Jan James, from UK-based safety organisation Good Egg Safety told The Huffington Post UK: “It’s a really interesting story and captured attention well with the visual imagery - although we would never advocate parents actually doing this because child seats can be heavy and accidentally dropping them with the child in situ isn’t worth thinking about.”
In both the images, her son is securely strapped in and doesn’t fall loose when he is upside down.
The mum’s post has been shared nearly 50,000 times so she updated her post to reply to some of the concerns she had from parents.
She clarified that she is not advocating all parents should be flipping their kids upside down in their car seats before a drive, but that they should feel confident if the car was flipped over in an accident.
“I think this is a great visual and shows just how important proper car seat use is,” she wrote.
She also advised parents to look at the manuals of their own car seats, as some have different instructions and guidelines about where the straps should be placed.
McNamara also shared information on the “pinch test”: “The test you do after your child is buckled in and the chest clip is in the proper place,” she wrote.

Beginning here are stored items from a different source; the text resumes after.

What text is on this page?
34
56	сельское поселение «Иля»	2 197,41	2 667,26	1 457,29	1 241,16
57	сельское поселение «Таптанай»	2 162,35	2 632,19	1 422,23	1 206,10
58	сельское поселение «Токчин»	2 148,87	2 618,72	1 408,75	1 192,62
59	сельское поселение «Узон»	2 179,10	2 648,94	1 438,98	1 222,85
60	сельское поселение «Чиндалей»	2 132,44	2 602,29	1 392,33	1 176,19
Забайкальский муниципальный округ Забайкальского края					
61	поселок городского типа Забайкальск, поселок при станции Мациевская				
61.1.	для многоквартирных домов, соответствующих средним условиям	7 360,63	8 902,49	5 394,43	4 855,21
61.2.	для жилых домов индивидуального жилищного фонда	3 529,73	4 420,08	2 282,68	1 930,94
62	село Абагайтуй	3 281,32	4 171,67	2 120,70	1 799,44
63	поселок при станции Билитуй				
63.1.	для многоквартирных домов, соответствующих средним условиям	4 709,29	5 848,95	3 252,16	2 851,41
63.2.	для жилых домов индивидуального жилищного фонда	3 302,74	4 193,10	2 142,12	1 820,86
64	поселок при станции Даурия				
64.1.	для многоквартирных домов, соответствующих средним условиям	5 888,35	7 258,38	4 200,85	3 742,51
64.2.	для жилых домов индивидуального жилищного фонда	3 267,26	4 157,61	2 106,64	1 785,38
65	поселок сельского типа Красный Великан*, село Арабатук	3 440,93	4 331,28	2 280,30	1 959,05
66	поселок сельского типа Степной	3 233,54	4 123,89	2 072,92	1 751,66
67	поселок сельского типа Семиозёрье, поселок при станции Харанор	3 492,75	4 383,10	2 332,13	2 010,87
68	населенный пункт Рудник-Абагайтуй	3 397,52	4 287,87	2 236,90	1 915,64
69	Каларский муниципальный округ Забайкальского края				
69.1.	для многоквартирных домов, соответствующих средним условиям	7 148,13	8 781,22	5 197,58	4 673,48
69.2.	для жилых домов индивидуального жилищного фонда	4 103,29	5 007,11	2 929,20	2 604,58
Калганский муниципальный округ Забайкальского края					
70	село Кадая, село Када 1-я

“You shouldn’t be able to pinch any of the strap between two fingers. If you can pinch the strap: move the chest clip back down, tighten the straps, move the chest clip back up and test again.”
She advised car seat installation into the car is just as important as having your child correctly fitted in the car seat.
Commenting on the post, one mum wrote: “I’m so glad you have made this visual. I hope everyone can finally realise that this is why it’s so important to buckle their children correctly and use the appropriate seat for their height and weight.”
What shop staff should ask parents when buying a car seat, as advised by Good Egg Safety.
What vehicle the seat will be used in
If the seat will be used in any other vehicles
If the vehicle has ISOfix
If the seat is fitted to the front of the vehicle - advise on airbag risk
They should also advise on the safety benefits of rear facing child seats and demonstrate the fitment of the car seat.